Cerdo asado tradicional con mojo criollo y especias

El lechón asado cubano es una joya culinaria de la tradición caribeña que representa la fusión de influencias españolas, africanas y taínas. Este plato emblemático se prepara tradicionalmente para celebraciones importantes como Navidad, Nochebuena y fiestas familiares, donde el aroma del cerdo asándose lentamente impregna el ambiente con promesas de festín. La técnica de cocción lenta permite que la carne absorba completamente los sabores del mojo criollo, resultando en una textura tierna que se deshace con solo tocarla.
El sabor característico proviene del mojo criollo, una marinada vibrante a base de naranja agria, limón, ajo, comino y orégano que penetra profundamente en la carne. La piel se convierte en una deliciosa corteza crujiente y dorada, mientras que la carne interior permanece jugosa y llena de sabor. El contraste entre la piel crujiente y la carne tierna es una experiencia sensorial que define este plato.
Para la presentación tradicional, el lechón se sirve entero en una gran fuente, adornado con rodajas de naranja y limón, ramitas de cilantro fresco y tal vez algunas hojas de lechuga. Se acompaña con arroz blanco, frijoles negros, yuca con mojo y plátanos maduros fritos. La carne se desmenuza o se corta en porciones generosas, asegurándose de que cada porción incluya tanto carne jugosa como un trozo de piel crujiente.

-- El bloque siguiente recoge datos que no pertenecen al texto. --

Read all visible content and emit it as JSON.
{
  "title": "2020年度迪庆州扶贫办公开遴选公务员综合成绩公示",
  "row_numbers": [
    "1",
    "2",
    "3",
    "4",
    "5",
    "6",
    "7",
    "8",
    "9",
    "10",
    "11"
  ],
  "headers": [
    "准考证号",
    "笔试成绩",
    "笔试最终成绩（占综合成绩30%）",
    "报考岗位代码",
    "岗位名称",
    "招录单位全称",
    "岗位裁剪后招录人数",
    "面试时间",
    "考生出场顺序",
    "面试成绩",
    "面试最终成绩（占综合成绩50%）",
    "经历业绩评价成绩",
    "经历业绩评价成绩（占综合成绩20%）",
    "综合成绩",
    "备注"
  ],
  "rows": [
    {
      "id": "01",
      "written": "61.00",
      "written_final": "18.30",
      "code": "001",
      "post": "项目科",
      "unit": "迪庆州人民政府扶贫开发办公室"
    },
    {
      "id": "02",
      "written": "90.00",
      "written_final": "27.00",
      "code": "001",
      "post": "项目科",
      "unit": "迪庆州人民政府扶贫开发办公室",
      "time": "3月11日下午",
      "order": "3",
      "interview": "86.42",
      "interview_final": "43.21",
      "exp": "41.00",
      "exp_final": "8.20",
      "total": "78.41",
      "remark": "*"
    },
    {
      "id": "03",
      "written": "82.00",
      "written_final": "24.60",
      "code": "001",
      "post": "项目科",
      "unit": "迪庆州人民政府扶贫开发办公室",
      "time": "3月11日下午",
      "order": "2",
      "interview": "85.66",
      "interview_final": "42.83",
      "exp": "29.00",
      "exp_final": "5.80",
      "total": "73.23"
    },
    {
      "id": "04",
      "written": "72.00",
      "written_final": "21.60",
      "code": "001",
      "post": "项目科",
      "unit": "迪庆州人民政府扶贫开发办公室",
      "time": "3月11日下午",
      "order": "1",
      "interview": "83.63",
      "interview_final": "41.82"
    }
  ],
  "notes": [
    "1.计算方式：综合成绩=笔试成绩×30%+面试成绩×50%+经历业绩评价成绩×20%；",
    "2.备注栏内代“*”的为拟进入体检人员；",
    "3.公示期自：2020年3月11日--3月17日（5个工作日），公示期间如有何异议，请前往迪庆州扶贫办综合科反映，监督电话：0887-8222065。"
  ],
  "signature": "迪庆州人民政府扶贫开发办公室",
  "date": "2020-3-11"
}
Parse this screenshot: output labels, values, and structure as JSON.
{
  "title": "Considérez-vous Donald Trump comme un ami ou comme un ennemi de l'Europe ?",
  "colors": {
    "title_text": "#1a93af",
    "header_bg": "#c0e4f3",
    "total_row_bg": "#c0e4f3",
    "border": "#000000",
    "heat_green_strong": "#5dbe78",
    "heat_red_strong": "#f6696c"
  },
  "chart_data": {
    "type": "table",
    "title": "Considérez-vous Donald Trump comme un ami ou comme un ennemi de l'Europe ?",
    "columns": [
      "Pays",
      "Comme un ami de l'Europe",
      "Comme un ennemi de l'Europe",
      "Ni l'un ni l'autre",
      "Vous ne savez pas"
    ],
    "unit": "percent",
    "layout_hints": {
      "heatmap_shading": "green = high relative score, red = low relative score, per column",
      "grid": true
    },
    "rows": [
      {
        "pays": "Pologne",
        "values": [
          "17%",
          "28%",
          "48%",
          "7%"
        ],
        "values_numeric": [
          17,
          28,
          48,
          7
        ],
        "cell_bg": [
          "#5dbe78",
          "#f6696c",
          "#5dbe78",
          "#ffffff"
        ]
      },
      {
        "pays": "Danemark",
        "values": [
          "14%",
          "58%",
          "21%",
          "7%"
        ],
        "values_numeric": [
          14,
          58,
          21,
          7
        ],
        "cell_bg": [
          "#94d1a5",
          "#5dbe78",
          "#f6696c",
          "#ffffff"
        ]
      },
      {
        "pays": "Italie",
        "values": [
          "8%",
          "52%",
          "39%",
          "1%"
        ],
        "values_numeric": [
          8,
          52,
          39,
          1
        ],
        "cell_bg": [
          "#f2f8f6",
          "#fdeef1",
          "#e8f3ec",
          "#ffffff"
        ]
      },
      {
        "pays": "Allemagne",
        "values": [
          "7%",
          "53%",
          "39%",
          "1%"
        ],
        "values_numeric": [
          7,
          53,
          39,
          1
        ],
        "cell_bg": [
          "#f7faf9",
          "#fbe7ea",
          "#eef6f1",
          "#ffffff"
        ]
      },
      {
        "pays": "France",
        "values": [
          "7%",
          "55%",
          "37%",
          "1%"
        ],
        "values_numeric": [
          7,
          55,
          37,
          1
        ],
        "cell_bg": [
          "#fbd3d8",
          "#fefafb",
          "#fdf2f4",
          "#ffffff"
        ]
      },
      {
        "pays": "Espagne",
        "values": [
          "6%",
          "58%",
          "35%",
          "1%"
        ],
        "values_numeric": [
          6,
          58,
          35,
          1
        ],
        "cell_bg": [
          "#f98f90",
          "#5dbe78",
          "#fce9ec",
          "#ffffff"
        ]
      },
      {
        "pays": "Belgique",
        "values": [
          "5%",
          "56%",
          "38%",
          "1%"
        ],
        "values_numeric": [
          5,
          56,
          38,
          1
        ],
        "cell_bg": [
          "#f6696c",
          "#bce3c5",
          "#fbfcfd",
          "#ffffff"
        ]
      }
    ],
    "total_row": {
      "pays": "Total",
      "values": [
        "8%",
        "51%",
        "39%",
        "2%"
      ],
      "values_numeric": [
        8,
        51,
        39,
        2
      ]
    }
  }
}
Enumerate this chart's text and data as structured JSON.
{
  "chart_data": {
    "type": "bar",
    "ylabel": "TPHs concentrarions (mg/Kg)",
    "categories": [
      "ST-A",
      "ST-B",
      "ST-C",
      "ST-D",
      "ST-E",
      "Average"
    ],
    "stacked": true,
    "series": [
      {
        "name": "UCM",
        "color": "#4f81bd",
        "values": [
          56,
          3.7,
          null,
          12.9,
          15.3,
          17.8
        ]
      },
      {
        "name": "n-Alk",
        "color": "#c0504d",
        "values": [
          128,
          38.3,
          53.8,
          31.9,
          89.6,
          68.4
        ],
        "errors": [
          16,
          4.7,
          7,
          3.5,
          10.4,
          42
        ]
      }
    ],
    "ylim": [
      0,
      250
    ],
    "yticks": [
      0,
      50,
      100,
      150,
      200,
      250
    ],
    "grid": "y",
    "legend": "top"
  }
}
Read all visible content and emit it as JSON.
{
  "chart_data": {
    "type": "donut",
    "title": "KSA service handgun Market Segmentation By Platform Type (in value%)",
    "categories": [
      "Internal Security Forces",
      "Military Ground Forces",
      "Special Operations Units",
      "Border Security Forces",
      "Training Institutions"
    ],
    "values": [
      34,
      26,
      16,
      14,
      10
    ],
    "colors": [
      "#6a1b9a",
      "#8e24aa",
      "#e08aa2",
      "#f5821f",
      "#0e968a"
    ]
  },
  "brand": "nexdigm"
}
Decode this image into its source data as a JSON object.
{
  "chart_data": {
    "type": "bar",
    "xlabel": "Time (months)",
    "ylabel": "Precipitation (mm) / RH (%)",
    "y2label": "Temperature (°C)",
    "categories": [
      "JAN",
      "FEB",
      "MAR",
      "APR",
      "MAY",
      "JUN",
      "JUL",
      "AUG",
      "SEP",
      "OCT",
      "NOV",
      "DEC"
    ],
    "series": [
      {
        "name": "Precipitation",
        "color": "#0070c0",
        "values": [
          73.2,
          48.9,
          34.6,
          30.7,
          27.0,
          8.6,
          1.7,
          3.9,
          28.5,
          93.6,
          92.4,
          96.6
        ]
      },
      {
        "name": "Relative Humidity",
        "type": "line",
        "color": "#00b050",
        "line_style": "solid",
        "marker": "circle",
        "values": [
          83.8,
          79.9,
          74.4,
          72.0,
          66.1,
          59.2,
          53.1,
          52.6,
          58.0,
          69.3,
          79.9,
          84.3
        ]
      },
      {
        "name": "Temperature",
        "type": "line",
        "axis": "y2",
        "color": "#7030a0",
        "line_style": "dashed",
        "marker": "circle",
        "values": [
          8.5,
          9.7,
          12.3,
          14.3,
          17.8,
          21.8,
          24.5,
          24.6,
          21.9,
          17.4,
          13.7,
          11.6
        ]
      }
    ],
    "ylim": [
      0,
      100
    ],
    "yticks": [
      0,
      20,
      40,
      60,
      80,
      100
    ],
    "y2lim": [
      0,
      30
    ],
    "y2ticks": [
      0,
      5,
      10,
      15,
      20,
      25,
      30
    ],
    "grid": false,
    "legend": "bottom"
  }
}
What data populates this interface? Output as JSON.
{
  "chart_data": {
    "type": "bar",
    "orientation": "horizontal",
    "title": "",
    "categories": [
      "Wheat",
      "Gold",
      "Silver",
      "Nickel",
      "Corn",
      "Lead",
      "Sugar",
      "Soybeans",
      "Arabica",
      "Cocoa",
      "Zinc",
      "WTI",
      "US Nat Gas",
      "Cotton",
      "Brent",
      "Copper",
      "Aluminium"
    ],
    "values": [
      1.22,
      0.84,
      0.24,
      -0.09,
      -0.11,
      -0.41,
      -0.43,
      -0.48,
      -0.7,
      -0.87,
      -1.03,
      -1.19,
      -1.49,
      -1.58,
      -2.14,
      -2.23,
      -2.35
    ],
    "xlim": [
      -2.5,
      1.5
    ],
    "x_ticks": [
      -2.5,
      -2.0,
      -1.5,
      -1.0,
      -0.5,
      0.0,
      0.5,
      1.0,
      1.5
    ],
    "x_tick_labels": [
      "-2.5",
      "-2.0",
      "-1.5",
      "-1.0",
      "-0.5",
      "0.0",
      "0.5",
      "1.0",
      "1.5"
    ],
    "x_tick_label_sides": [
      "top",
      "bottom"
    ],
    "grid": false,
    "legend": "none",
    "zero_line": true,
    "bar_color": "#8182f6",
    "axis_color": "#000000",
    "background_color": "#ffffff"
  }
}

El secreto del éxito radica en la paciencia: la cocción lenta a temperatura baja permite que el colágeno se descomponga completamente, resultando en una carne extraordinariamente tierna. El mojo debe aplicarse generosamente y con tiempo de antelación, idealmente dejando marinar la carne durante la noche para que los sabores se integren completamente. El uso de naranja agria es fundamental, ya que su acidez única no solo ablanda la carne sino que aporta el sabor auténtico cubano.
Este plato representa más que una simple receta; es un símbolo de reunión familiar y celebración comunitaria. En Cuba, el proceso de asar el lechón es todo un ritual que involucra a toda la familia, desde la preparación del mojo hasta el vigilante cuidado del fuego durante las largas horas de cocción. Cada familia tiene su versión particular, transmitida de generación en generación, con pequeños secretos que hacen único su lechón.
Para una presentación espectacular, sirva el lechón sobre una cama de hojas de plátano, decorado con flores comestibles y acompañado de los tradicionales moros y cristianos (arroz con frijoles). El contraste de colores entre el dorado del cerdo, el blanco del arroz y el negro de los frijoles crea una composición visualmente atractiva que anticipa la explosión de sabores que está por venir.
En lugar de pierna entera, use lomo de cerdo cortado en cubos grandes y ensártelos en pinchos alternando con cebolla y pimiento.
Use paletilla de cerdo deshuesada (aproximadamente 2 kg) y reduzca el tiempo de cocción a 3 horas cubierto y 30 minutos descubierto.
Sustituya parte del caldo de pollo por cerveza oscura para un sabor más profundo y complejo.
Guarde las sobras en recipientes herméticos en el refrigerador. Para recalentar, coloque en una bandeja con un poco de caldo o agua y cubra con papel aluminio. Caliente en horno a 180°C por 15-20 minutos.